You can first use sns.pointplot
to draw the lines connecting the hues of different x's. And then extract the values and positions. Then calculate a new ordering, to draw the desired lines. The old lines need to be removed.
import matplotlib.pyplot as plt
import seaborn as sns
import pandas as pd
import numpy as np
df = pd.DataFrame({'x': [*'ABC'] * 4,
'class': np.tile([*'WXYZ'], 3),
'ratio': np.random.rand(12),
'cnt': np.random.randint(10, 30, 12)})
plt.figure(figsize=(15, 8))
ax1 = sns.barplot(x="x", y="ratio", hue="class", alpha=0.6, data=df)
ax2 = ax1.twinx()
# draw a regular pointplot aligned with the bars, use errorbar=None because those would be extra lines
num_hues = len(df["class"].unique())
sns.pointplot(x="x", y='cnt', data=df, hue="class", dodge=0.8 * (num_hues - 1) / num_hues,
errorbar=None, legend=False, ax=ax2)
# extract the x and y positions, converting them to 1d arrays
xs = np.array([line.get_xdata() for line in ax2.lines]).ravel()

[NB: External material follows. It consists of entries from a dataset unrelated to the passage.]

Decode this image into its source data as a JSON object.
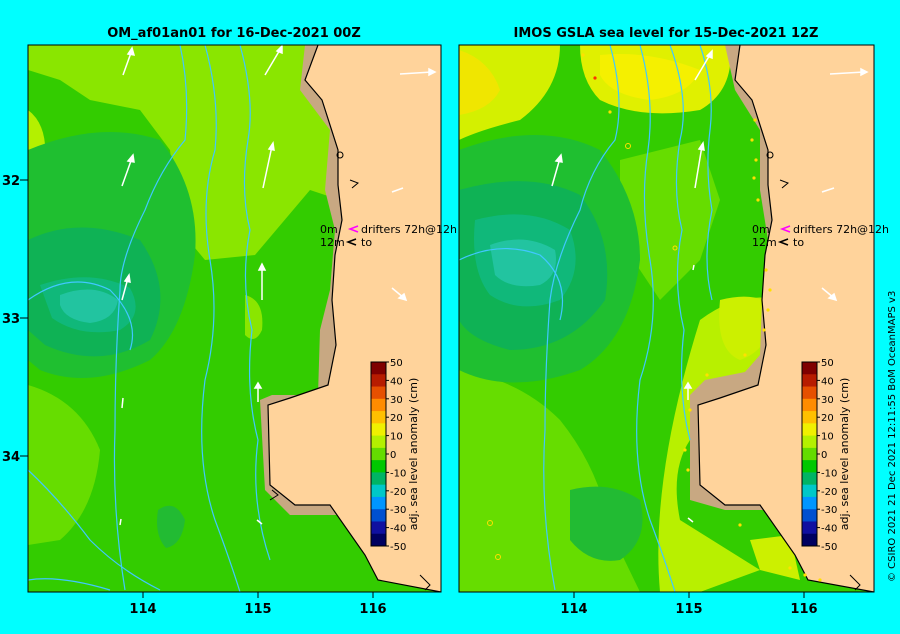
{
  "panels": [
    {
      "title": "OM_af01an01 for 16-Dec-2021 00Z",
      "legend": {
        "line1_depth": "0m",
        "line1_text": "drifters 72h@12h",
        "line2_depth": "12m",
        "line2_text": "to"
      }
    },
    {
      "title": "IMOS GSLA sea level  for 15-Dec-2021 12Z",
      "legend": {
        "line1_depth": "0m",
        "line1_text": "drifters 72h@12h",
        "line2_depth": "12m",
        "line2_text": "to"
      }
    }
  ],
  "lat_ticks": [
    "32",
    "33",
    "34"
  ],
  "lon_ticks": [
    "114",
    "115",
    "116"
  ],
  "colorbar": {
    "label": "adj. sea level anomaly (cm)",
    "ticks": [
      "50",
      "40",
      "30",
      "20",
      "10",
      "0",
      "-10",
      "-20",
      "-30",
      "-40",
      "-50"
    ],
    "colors": [
      "#7f0000",
      "#b71c00",
      "#e65000",
      "#ff8c00",
      "#ffc000",
      "#f0f000",
      "#b4f000",
      "#64dc00",
      "#00c800",
      "#00b464",
      "#00c8c8",
      "#0096ff",
      "#0050d0",
      "#1010a0",
      "#000060"
    ]
  },
  "credit": "© CSIRO 2021   21 Dec 2021 12:11:55 BoM OceanMAPS v3",
  "colors": {
    "background": "#00ffff",
    "land": "#ffd39b",
    "shelf": "#c8a882",
    "ocean_base": "#33cc00",
    "contour": "#40c8ff"
  }
}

ys = np.array([line.get_ydata() for line in ax2.lines]).ravel()
# get the left to right order of the x-values
x_order = np.argsort(xs)
# remove the lines of the point plot
for line in ax2.lines[::-1]:
line.remove()
# plot the line connecting the points in left to right order
ax2.plot(xs[x_order], ys[x_order], ls='-', marker='o', color='crimson', label='counts')
# add the line to the legend of ax1
handles1, labels1 = ax1.get_legend_handles_labels()
handles2, labels2 = ax2.get_legend_handles_labels()
ax1.legend(handles1 + handles2, labels1 + labels2)
plt.show()
Note that this kind of plot isn't supported in standard Seaborn, as it looks quite confusing.